For large datasets, standard matrix operations may be slow. See vignette('performance') for details on using optimized formats (e.g. sparse matrices) and parallel processing.

Pseudocount

The pseudocount parameter is only relevant when norm = 'clr'.

Zeros are undefined in the centered log-ratio (CLR) transformation. If norm = 'clr', pseudocount is NULL (the default), and zeros are detected, the function uses half the minimum non-zero value (min(x[x>0]) / 2) and issues a warning.

To suppress the warning, provide an explicit value (e.g., 1).

Why this matters: The choice of pseudocount is not neutral; it acts as a weighting factor that can significantly distort downstream results, especially for sparse datasets. See Gloor et al. (2017) and Kaul et al. (2017) for open-access discussions on the mathematical implications, or Costea et al. (2014) for the impact on community clustering.
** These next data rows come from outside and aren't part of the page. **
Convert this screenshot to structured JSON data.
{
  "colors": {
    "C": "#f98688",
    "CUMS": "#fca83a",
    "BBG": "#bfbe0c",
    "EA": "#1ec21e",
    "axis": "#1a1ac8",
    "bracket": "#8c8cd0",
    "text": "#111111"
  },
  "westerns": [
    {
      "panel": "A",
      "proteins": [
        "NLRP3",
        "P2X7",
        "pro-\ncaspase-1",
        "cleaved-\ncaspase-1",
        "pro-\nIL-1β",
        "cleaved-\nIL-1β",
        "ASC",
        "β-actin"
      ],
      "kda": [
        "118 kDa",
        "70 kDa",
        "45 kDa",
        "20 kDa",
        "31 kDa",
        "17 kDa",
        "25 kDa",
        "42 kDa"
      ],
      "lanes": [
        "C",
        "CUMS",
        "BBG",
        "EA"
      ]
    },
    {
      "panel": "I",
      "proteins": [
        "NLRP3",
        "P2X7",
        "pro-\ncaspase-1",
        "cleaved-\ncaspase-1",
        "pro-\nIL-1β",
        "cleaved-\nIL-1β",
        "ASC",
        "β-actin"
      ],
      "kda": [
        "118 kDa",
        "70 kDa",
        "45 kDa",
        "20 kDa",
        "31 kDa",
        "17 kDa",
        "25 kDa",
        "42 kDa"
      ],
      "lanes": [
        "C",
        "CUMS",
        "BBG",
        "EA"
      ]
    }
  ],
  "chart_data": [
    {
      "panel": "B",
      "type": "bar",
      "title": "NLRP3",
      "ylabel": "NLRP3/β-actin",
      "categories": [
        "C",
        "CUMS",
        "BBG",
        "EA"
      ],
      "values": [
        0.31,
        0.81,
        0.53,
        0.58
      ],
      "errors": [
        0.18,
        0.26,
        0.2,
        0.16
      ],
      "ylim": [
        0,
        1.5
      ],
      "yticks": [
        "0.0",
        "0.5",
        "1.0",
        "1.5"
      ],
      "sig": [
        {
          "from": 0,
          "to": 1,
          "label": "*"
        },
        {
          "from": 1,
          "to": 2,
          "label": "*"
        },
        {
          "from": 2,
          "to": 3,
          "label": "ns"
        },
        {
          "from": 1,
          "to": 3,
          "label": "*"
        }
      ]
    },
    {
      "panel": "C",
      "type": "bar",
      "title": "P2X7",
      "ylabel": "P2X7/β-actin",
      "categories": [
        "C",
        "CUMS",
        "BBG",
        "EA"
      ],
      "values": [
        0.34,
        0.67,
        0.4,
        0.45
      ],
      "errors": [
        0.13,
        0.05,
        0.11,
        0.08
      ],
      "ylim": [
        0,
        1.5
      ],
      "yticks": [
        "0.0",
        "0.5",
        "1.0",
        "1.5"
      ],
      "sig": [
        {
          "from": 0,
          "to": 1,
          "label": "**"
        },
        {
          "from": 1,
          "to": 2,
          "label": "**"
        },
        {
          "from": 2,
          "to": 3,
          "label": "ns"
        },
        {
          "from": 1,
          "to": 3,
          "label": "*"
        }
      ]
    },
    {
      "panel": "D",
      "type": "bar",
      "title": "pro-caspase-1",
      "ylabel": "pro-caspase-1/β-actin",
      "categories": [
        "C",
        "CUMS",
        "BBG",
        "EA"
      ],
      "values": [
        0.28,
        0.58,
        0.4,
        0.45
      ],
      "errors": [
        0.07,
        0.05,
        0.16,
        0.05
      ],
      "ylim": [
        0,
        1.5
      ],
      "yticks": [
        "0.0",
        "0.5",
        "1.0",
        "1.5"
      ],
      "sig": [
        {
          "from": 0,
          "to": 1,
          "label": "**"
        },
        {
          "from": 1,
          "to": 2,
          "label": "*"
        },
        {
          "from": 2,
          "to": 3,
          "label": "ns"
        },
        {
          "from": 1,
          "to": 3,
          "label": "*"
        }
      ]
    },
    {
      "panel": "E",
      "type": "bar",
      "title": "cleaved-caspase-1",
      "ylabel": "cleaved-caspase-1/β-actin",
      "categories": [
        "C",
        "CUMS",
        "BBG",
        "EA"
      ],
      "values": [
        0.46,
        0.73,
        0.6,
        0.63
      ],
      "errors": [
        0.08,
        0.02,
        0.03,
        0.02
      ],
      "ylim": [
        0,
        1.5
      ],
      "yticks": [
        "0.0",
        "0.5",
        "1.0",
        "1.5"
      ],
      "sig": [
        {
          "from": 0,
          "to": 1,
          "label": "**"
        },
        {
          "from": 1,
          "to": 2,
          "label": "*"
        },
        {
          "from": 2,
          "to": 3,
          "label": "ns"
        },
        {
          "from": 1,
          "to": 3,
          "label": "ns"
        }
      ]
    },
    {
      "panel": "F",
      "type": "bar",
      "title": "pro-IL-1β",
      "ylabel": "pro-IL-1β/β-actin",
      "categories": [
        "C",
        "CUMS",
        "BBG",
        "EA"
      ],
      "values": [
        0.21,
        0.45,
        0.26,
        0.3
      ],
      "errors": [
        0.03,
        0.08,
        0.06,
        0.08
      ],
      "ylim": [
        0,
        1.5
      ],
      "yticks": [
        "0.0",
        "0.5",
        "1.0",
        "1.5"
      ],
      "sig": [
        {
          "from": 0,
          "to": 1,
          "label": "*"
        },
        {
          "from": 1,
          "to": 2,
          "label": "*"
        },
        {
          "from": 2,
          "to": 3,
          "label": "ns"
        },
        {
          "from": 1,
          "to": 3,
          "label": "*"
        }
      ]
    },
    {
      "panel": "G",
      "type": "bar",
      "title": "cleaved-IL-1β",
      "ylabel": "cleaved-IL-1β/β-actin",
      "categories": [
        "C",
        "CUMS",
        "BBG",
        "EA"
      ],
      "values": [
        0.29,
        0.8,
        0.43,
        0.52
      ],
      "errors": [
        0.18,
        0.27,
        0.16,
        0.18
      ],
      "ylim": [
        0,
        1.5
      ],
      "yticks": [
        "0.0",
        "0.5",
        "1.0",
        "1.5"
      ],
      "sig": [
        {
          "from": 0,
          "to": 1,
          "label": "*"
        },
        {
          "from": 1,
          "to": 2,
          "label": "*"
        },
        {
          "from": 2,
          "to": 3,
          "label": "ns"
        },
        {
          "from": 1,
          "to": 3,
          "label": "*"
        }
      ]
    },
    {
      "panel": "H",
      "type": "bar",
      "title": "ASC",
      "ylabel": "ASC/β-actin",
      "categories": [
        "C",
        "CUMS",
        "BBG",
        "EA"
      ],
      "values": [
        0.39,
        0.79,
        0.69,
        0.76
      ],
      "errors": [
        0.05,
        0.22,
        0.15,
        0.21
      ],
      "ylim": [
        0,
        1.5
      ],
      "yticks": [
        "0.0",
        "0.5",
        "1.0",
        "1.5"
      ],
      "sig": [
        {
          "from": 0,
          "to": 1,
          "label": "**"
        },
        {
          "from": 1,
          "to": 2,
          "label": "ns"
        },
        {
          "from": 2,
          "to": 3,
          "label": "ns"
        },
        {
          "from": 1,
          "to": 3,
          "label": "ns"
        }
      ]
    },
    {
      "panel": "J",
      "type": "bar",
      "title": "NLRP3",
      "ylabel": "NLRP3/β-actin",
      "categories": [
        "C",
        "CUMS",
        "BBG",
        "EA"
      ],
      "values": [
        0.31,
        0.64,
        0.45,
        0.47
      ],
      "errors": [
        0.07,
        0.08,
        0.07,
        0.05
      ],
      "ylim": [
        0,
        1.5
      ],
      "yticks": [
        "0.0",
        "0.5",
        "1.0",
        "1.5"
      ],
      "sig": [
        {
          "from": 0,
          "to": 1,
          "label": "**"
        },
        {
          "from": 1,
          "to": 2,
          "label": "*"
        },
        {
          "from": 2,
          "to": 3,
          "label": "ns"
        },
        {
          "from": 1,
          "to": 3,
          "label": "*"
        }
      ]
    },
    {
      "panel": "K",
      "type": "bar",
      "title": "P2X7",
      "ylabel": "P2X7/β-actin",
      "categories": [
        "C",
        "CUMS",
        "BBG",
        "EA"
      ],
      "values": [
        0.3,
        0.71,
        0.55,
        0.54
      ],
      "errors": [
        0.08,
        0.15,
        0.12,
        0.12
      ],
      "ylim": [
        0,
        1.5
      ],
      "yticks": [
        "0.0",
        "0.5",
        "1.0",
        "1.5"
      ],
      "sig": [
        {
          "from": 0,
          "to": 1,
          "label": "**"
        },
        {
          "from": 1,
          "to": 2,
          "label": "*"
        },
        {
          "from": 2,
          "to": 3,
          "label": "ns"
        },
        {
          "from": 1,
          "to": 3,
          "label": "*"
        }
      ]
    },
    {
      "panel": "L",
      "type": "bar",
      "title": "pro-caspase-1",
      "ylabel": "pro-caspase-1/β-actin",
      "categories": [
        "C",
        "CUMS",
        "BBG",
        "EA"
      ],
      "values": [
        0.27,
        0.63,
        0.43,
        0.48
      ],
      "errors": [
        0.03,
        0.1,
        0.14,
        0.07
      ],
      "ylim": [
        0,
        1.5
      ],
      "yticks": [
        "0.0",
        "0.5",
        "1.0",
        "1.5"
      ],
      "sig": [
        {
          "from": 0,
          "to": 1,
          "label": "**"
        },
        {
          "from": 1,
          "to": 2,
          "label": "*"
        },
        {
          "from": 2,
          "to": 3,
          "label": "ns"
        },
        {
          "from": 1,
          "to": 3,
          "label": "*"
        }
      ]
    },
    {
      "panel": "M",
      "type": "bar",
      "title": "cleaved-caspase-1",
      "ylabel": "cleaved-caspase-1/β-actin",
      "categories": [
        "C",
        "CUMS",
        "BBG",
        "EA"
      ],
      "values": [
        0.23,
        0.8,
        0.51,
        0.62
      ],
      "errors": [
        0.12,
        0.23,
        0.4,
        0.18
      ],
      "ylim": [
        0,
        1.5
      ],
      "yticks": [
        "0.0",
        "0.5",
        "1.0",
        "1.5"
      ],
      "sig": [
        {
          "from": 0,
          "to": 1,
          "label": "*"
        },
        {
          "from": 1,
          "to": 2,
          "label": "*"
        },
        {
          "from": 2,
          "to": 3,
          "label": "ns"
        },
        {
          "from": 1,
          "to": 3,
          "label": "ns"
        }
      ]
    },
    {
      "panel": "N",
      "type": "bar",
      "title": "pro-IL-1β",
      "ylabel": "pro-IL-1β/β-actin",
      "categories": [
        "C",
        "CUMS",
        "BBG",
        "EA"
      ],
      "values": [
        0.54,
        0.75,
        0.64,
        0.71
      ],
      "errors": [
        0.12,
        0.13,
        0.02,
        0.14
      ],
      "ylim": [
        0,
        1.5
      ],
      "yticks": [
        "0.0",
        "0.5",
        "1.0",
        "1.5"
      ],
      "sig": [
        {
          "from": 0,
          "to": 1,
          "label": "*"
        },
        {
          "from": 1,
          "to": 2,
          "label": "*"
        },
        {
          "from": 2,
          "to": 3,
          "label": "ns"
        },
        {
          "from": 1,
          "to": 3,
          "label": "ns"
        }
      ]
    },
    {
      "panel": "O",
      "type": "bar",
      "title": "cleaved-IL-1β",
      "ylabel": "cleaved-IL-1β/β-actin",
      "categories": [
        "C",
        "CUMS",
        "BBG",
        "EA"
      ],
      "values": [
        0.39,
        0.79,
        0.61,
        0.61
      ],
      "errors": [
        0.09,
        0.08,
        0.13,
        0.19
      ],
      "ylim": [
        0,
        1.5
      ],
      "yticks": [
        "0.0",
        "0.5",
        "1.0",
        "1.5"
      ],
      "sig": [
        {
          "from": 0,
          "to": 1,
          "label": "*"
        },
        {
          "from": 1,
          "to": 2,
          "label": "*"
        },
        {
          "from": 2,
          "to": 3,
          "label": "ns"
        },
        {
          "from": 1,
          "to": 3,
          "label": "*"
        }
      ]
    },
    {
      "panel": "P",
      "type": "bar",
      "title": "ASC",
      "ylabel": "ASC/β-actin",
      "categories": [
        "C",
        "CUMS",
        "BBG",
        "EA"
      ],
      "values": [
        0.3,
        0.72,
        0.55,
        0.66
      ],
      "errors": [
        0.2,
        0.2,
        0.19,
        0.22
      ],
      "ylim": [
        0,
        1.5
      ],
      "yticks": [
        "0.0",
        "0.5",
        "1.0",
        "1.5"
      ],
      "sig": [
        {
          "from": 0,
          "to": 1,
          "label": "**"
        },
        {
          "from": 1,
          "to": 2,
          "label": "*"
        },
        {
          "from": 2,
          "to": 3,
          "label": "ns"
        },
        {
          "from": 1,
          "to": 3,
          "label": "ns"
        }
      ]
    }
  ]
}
See aitchison for references.

References

Lance, G. N., & Williams, W. T. (1966). Computer programs for hierarchical polythetic classification ("similarity analyses"). The Computer Journal, 9(1), 60-64. doi:10.1093/comjnl/9.1.60

See also

beta_div(), vignette('bdiv'), vignette('bdiv_guide')

Other Abundance metrics: aitchison(), bhattacharyya(), bray(), chebyshev(), chord(), clark(), divergence(), euclidean(), gower(), hellinger(), horn(), jensen(), jsd(), lorentzian(), manhattan(), matusita(), minkowski(), morisita(), motyka(), psym_chisq(), soergel(), squared_chisq(), squared_chord(), squared_euclidean(), topsoe(), wave_hedges()

Examples

    canberra(ex_counts)
#>         Saliva     Gums     Nose
#> Gums  2.342381                  
#> Nose  4.730955 5.218026         
#> Stool 5.970155 4.961746 5.227405